Los salmónidos son originarios del hemisferio norte y fueron introducidos
en nuestro país a principios del siglo XX. Si bien es cierto que no forman
parte de la fauna autóctona, se han adaptado perfectamente a nuestros
ambientes y luego de casi un siglo de permanecer en nuestros ríos y lagos
ya forman parte del ecosistema habíendose procreado en forma natural por
muchas generaciones.
La adaptación a nuestros ríos y lagos se ha
producido exitosamente debido a que, como prácticamente todos los
salmónidos, las truchas necesitan aguas puras, frias y bien oxigenadas,
cosa que ofrecen casi todos los ambientes de nuestra Patagonia. Precisamente
en este tema de los requerimientos mínimos para la subsistencia debemos
poner especial cuidado: las truchas son muy sensibles a la contaminación y
a la polución, es una obligación de todos procurar por todos los medios a
nuestro alcance que los ambientes se mantengan en ese estado.
Con respecto a la alimentación, los
salmónidos encontraron en nuestros ambientes una gran variedad, cantidad y
calidad de alimentos tales como crustaceos, insectos y pequeños peces por
lo que su otro gran requisito para la adaptación también fue satisfecho
con creces.
Por lo demás, su gran adaptabilidad al medio
donde les toca en suerte nacer y crecer, les permitió desarrollarse y
poblar casi toda la extensa geografía de nuestra Patagonia en corto
tiempo.
Es de destacar la gran habilidad de las truchas para adecuarse al medio;
según estudios científicos, dos truchas nacidas de una misma progenia
pueden adaptarse a hábitats totalmente distintos. Una puede crecer,
reproducirse y vivir en un pequeño arroyo con unos pocos centímetros de
agua sobre su cuerpo y la otra viajar una gran cantidad de kilómetros hasta
el océano para alimentarse y crecer mucho más que la primera.

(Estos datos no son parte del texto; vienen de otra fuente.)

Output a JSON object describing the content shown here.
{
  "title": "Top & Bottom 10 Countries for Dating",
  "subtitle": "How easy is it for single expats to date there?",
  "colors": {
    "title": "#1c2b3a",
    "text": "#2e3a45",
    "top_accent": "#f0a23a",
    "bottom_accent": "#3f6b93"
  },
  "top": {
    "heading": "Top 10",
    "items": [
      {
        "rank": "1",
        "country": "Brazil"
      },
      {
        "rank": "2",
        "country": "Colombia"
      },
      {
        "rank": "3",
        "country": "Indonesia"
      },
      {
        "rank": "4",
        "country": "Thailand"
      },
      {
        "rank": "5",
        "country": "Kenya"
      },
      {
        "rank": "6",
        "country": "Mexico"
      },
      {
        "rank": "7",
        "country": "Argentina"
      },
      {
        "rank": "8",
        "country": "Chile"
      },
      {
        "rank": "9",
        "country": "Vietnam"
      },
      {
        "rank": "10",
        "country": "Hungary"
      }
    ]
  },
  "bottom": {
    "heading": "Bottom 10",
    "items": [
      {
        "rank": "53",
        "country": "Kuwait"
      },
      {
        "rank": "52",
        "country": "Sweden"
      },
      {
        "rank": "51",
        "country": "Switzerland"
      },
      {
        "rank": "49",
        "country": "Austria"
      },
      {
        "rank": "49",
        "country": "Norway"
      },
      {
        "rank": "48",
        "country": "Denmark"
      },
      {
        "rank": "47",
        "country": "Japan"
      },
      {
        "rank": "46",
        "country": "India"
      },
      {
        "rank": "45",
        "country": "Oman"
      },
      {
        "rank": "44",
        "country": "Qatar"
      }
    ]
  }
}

La adaptabilidad de las truchas a los
diferentes medios en los que le toca desarrollarse suele llamarse
"estrategia de vida" y justamente en estos peces existe una gran
variedad de estragias que utilizan y eligen para sobrevivir y multiplicarse:
en un mismo curso de agua puede haber truchas residentes, migratorias de
ríos y lagos y anádromas o sea migratorias de mar.
Donde sea que se encuentren, las truchas (y
todos los salmones y salvelinos en general) normalmente regresan a desovar
al lugar donde nacieron guiadas por su olfato e instinto. Esos lugares
reunen las condiciones necesarias para permitir el normal desenvolvimiento
de las ovas primero y de los alevinos posteriormente, son lugares
bajos de aguas frias y limpias, bien oxigenados y con fondo de grava o
piedra.
La variedad Arco Iris desova generalmente a
principios de la primavera mientras que la Marrón y Fontinalis lo hacen
sobre el fin del otoño o principios del invierno. Justamente en esos
períodos y con la finalidad de protegerlos en esa etapa crucial, es que
existe la veda reglamentaria a su pesca.
Algunas variedades de salmónidos migran a los
océanos a alimentarse y crecer y luego regresan a su lugar de origen para
reproducirse y morir, en el caso de nuestras truchas esto no es así, si
bien existe un porcentaje que muere por el esfuerzo que le demanda el migrar
y desovar, la gran mayoría sobrevive y vuelve a sus lugares de
alimentación y residencia para volver a repetir el proceso cada año.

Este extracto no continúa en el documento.